Seleni shoots him a look. “I can’t go home with my shoes like this—Mum would fall into fits. And Rhen’s house won’t have enough water for washing her clothes and hair.” She grips me and screeches. “And tonight’s party! Mum’ll be horrified if we’re late, especially with members of parliament there! We need to fix ourselves now, Rhen.”
I wave toward the wharf. “It’ll be fine. We’ll take a quick dip in the sea. Fully dressed,” I add as Beryll turns five shades of berry.
“Because Mrs. Holder’s right about one thing.” Seleni keeps talking as if I’ve not spoken. “Vincent can’t see you like this. We have to make you presentable.”
“Vincent? As in Vincent King?” Lute peers from Seleni to me.
I grimace and note the wary shift in his countenance.
She nods.
I grip the vial tighter and wish she’d stayed quiet, even though I don’t know why it matters or why I care what Lute thinks, but for some reason I do.
“He’s pursuing Miss Tellur’s hand for courtship,” Beryll blurts out.
“Beryll, don’t—” But it’s too late. My lungs fall as I watch Lute’s mood from earlier return and cloud his countenance.

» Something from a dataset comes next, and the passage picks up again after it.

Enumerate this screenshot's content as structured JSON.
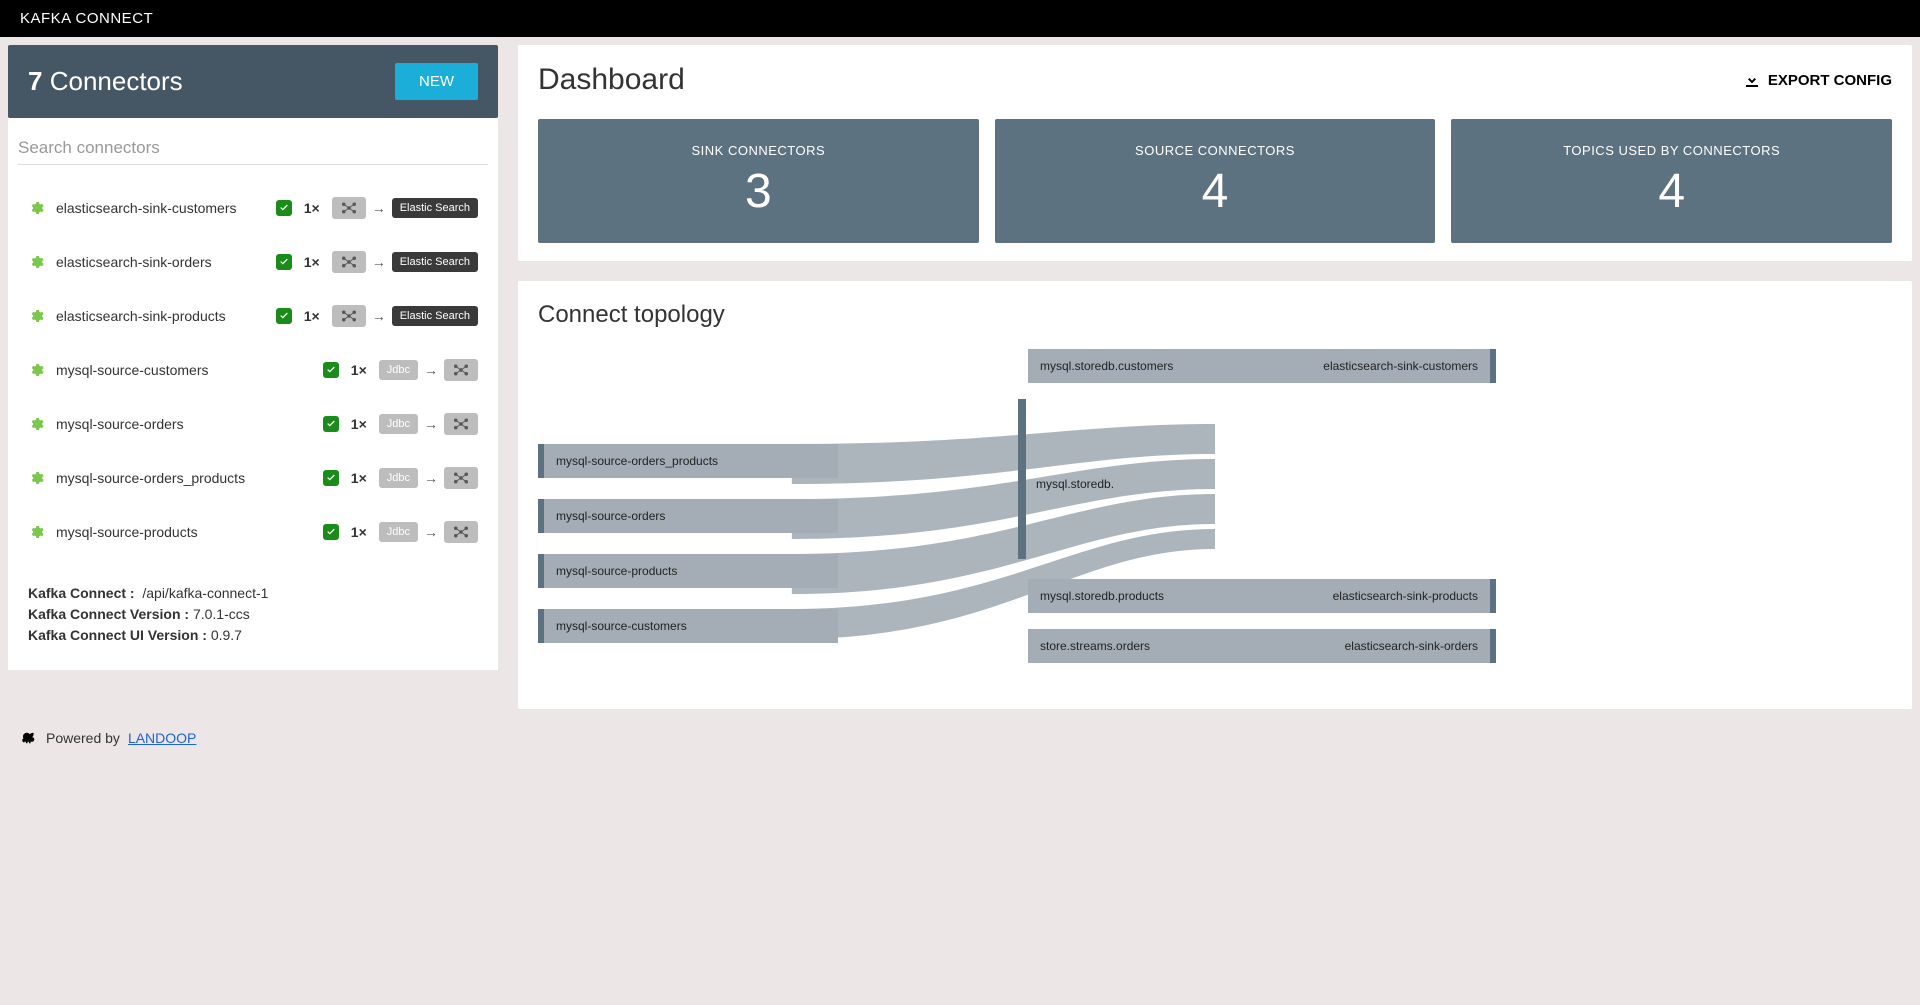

He studies me a moment, as if absorbing this information and analyzing my expression. Whatever he finds there, it’s as if the shutters close on his thoughts and his lips pucker in disdain.
He straightens from me and looks to the distance. And when he glances back, his own expression is an ocean away. “That reminds me. If you’ll excuse me, I’ve got some business to get to.”

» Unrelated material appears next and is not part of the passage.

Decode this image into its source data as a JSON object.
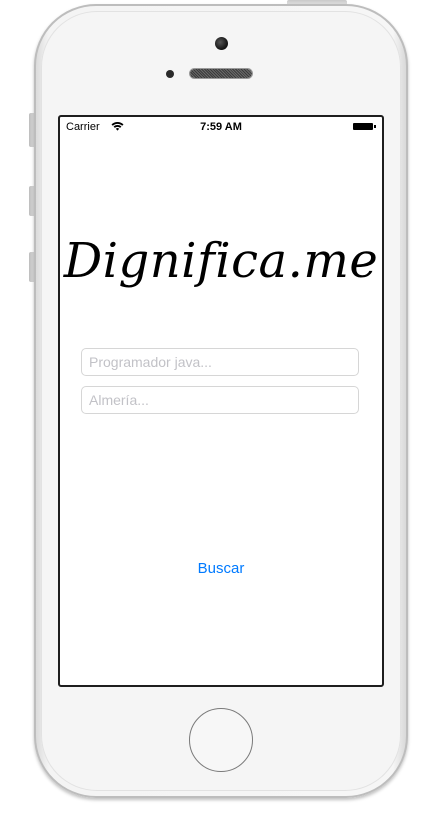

He strides off quickly—almost as if he can’t escape fast enough—and I am left staring after him, wondering what about Vincent had upset him. Or was it the fact we’re attending Seleni’s rich father’s party?
Both, probably. The Lowers don’t take well to the indulgences of the rich.
I swallow and ignore the squeezing in my chest that says I of all people should know.
“We have to hurry.” Seleni yanks my arm as Lute disappears into the crowd.
I push back the urge to go after him—because really, what would you say, Rhen?—and, instead, allow her to pull me toward the walkway between the textile maker and millinery booths while Beryll discreetly points out the herbalist nearby. He’s got his fingers clamped over his nose and his red cap is askew. He rakes his gaze up and down us as his eyes grow round from his spot in the rickety grey stand that, up until we arrived, probably smelled delightfully of medicinal mint and sweat.
I tuck the vial of stolen blood along with my gloves into my coat’s inner pocket—the secret one I sewed into the lining a few months ago after thieves grabbed a bottle from my hand and dropped it on the cobbles whereupon it shattered. They didn’t know exposing blood like that is a good way to spread the plague.
“Soldiers, help! Beasts!” A voice roars through the rows of market stalls behind us. “Robbers! Someone tore open a body and—”
We don’t wait for the sexton to finish. We plunge down the alley toward the fork that splits the hill, where one side leads up for home and the other leads down to the ocean. Turning onto the latter, we bolt along the shadowed, serpentine stone path that winds past the sloping houses peering out to the sea beyond. More specifically, peering out over our town’s livelihood and Lute’s dead father’s boat.
To the old wharf of Pinsbury Port.
3
There’s something about knowing death is on the horizon. About knowing life hangs on a few strands of genetic material, and knowing the only hope for a cure might currently be sitting in a little glass vial inside the toe of my shoe up on the beach, forty paces behind Seleni and her beau. On the shore of the only town I’ve ever lived in.
According to Da, aside from the abnormal death rate, Pinsbury Port is just like any other place. We have the usual fare of rich and poor, old people and babies, gossipy constables and cat-dressing biddies, all neatly tucked away along the lower tip of a tiny green kingdom called Caldon, also known as King Francis’s Emerald Heart. It sits in the middle of a much larger collection of kingdoms commonly referred to as the Empyral Lands.
Mum says Caldon’s greenery wakes with the morning along the Rhine Mountains and spends the day stretching down the valleys and hillsides until it reaches our little town along the Midian Sea, where it likes to lick away the last of the afternoon sun rays and also a few more lives. Because apparently green and death are what we excel at.